Hunter not the Hunted, comme l’annonçait le mini-album Driftwood paru cet automne, ne s’écarte pas, ou peu, de la ligne de faille dans laquelle le groupe s’est engouffré il y a de cela presque une décennie, non loin des territoires d’un Matt Elliott 2 (humeur slave, nihilisme sensuel) et sans doute pas si éloignés de ceux d’un David Tibet (pour ce goût prononcé pour le lyrisme décharné). En plus rêche que le premier. En moins radical et extatique que le second.

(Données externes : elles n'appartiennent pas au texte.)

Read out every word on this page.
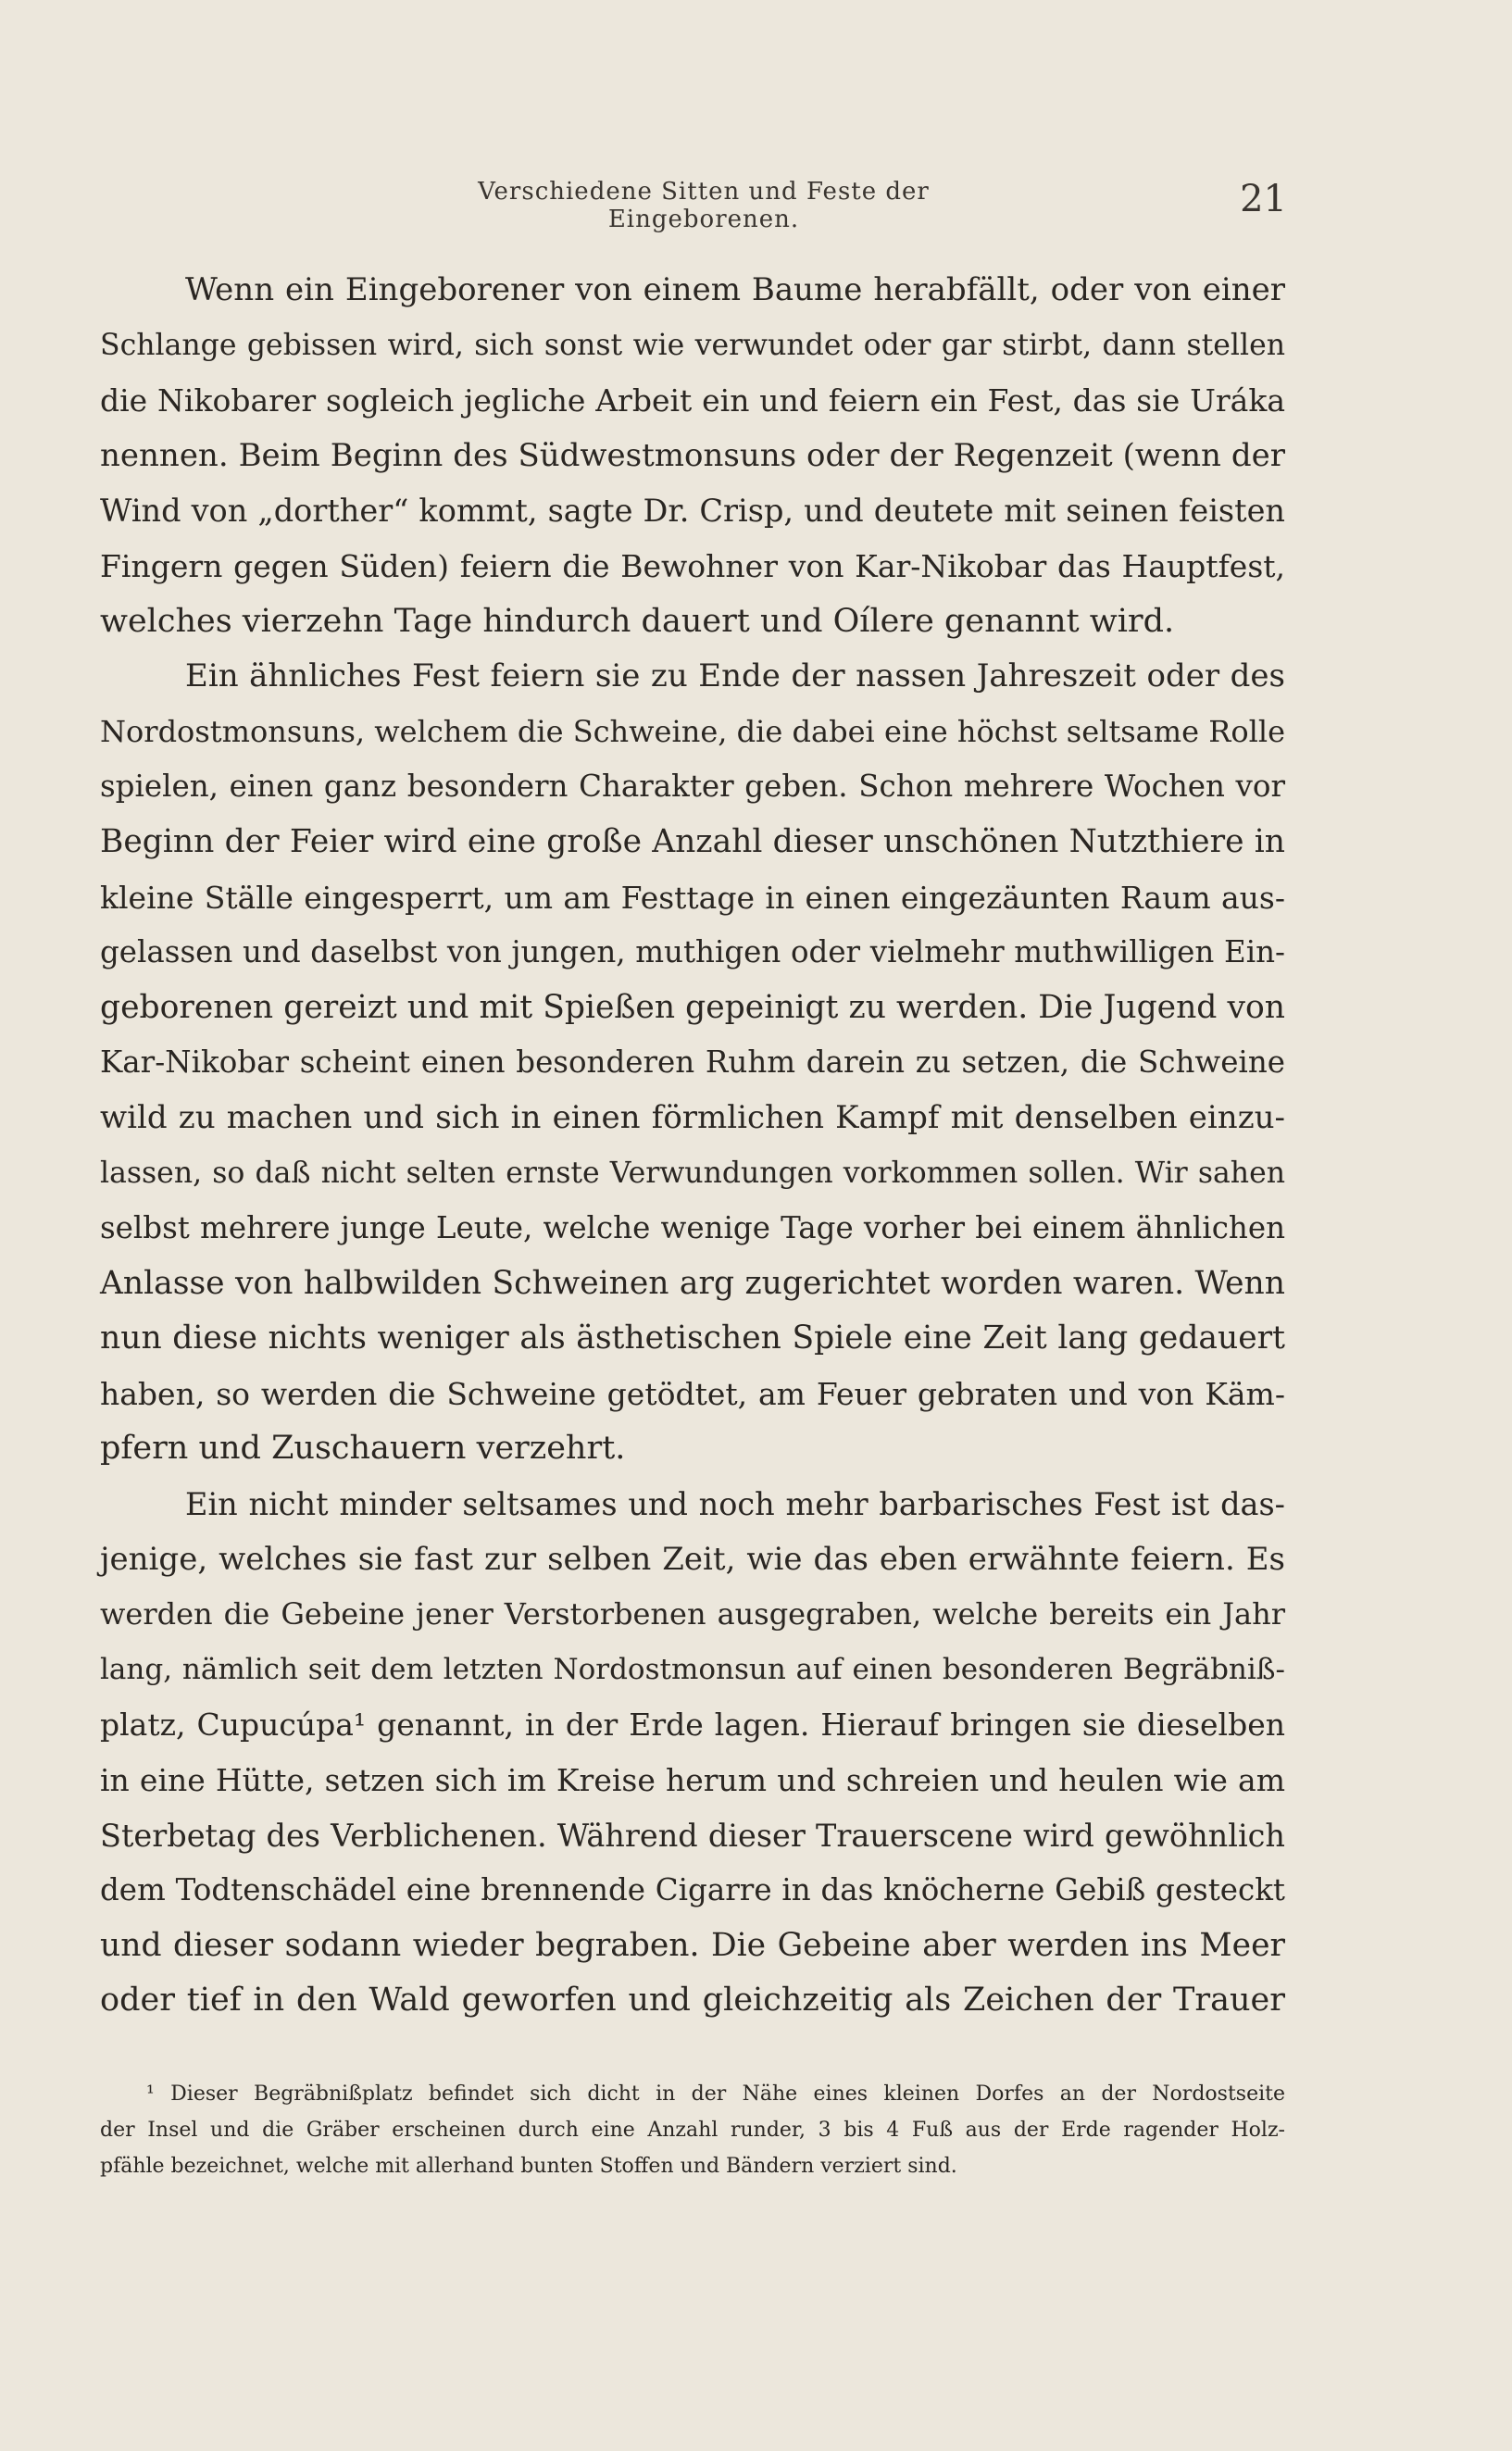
Verschiedene Sitten und Feste der Eingeborenen.	21
Wenn ein Eingeborener von einem Baume herabfällt, oder von einer
Schlange gebissen wird, sich sonst wie verwundet oder gar stirbt, dann stellen
die Nikobarer sogleich jegliche Arbeit ein und feiern ein Fest, das sie Uráka
nennen. Beim Beginn des Südwestmonsuns oder der Regenzeit (wenn der
Wind von „dorther“ kommt, sagte Dr. Crisp, und deutete mit seinen feisten
Fingern gegen Süden) feiern die Bewohner von Kar-Nikobar das Hauptfest,
welches vierzehn Tage hindurch dauert und Oílere genannt wird.
Ein ähnliches Fest feiern sie zu Ende der nassen Jahreszeit oder des
Nordostmonsuns, welchem die Schweine, die dabei eine höchst seltsame Rolle
spielen, einen ganz besondern Charakter geben. Schon mehrere Wochen vor
Beginn der Feier wird eine große Anzahl dieser unschönen Nutzthiere in
kleine Ställe eingesperrt, um am Festtage in einen eingezäunten Raum aus-
gelassen und daselbst von jungen, muthigen oder vielmehr muthwilligen Ein-
geborenen gereizt und mit Spießen gepeinigt zu werden. Die Jugend von
Kar-Nikobar scheint einen besonderen Ruhm darein zu setzen, die Schweine
wild zu machen und sich in einen förmlichen Kampf mit denselben einzu-
lassen, so daß nicht selten ernste Verwundungen vorkommen sollen. Wir sahen
selbst mehrere junge Leute, welche wenige Tage vorher bei einem ähnlichen
Anlasse von halbwilden Schweinen arg zugerichtet worden waren. Wenn
nun diese nichts weniger als ästhetischen Spiele eine Zeit lang gedauert
haben, so werden die Schweine getödtet, am Feuer gebraten und von Käm-
pfern und Zuschauern verzehrt.
Ein nicht minder seltsames und noch mehr barbarisches Fest ist das-
jenige, welches sie fast zur selben Zeit, wie das eben erwähnte feiern. Es
werden die Gebeine jener Verstorbenen ausgegraben, welche bereits ein Jahr
lang, nämlich seit dem letzten Nordostmonsun auf einen besonderen Begräbniß-
platz, Cupucúpa¹ genannt, in der Erde lagen. Hierauf bringen sie dieselben
in eine Hütte, setzen sich im Kreise herum und schreien und heulen wie am
Sterbetag des Verblichenen. Während dieser Trauerscene wird gewöhnlich
dem Todtenschädel eine brennende Cigarre in das knöcherne Gebiß gesteckt
und dieser sodann wieder begraben. Die Gebeine aber werden ins Meer
oder tief in den Wald geworfen und gleichzeitig als Zeichen der Trauer
¹ Dieser Begräbnißplatz befindet sich dicht in der Nähe eines kleinen Dorfes an der Nordostseite
der Insel und die Gräber erscheinen durch eine Anzahl runder, 3 bis 4 Fuß aus der Erde ragender Holz-
pfähle bezeichnet, welche mit allerhand bunten Stoffen und Bändern verziert sind.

Soit donc treize chansons folk de toute majesté, que l’on jurerait calibrées pour cet avril automnal, et dont l’emphase grisonnante jamais ne verse dans l’affection (exemples avec "Whisky Bride", qu’aurait pu signer Richard Hawley, ou "Only", ouverture en forme de fuite en avant rythmique). Ce sans pour autant se laisser prendre au piège de l’épure facile, au point de sembler tout à la fois riches et minimales, luxueuses et épurées (on pourrait toute les citer en exemple, mais la plus probante est sans doute "My Face Is Here in the Wild Fire"). Depuis le temps qu’ils sont hantés par le Spleen, ces gens connaissent leur petite affaire, et savent mieux que beaucoup d’autres convertir la détresse brute en retenue, la morosité en Beau – toujours en ce sens. Oui, And Also The Trees a tout fait à l’envers. Il est devenu un grand groupe sur le tard, au moment où ceux de sa génération s’affadissaient inéluctablement. Compte-tenu de l’attrait naturel de Simon Huw Jones pour les fleurs fanées, ce n’est sans doute pas si étonnant.


👍👍 Hunter not the Hunted 
And Also The Trees | AATT/Differ-ant, 2012


1. Quoique ces derniers aient tenté récemment de réconcilier leurs différentes facettes dans un – très bel – album acoustique, When the Rains Come.
2. Avec lequel ils tournent d’ailleurs ces temps-ci, histoire sans doute de clamer haut et fort que leurs regards portent dans la même direction. Ce dont personne n’aurait de toute façon oser douter tant "Bloodline", sur cet album, fait figure de duo imaginaire entre ces artistes de générations pourtant si différentes.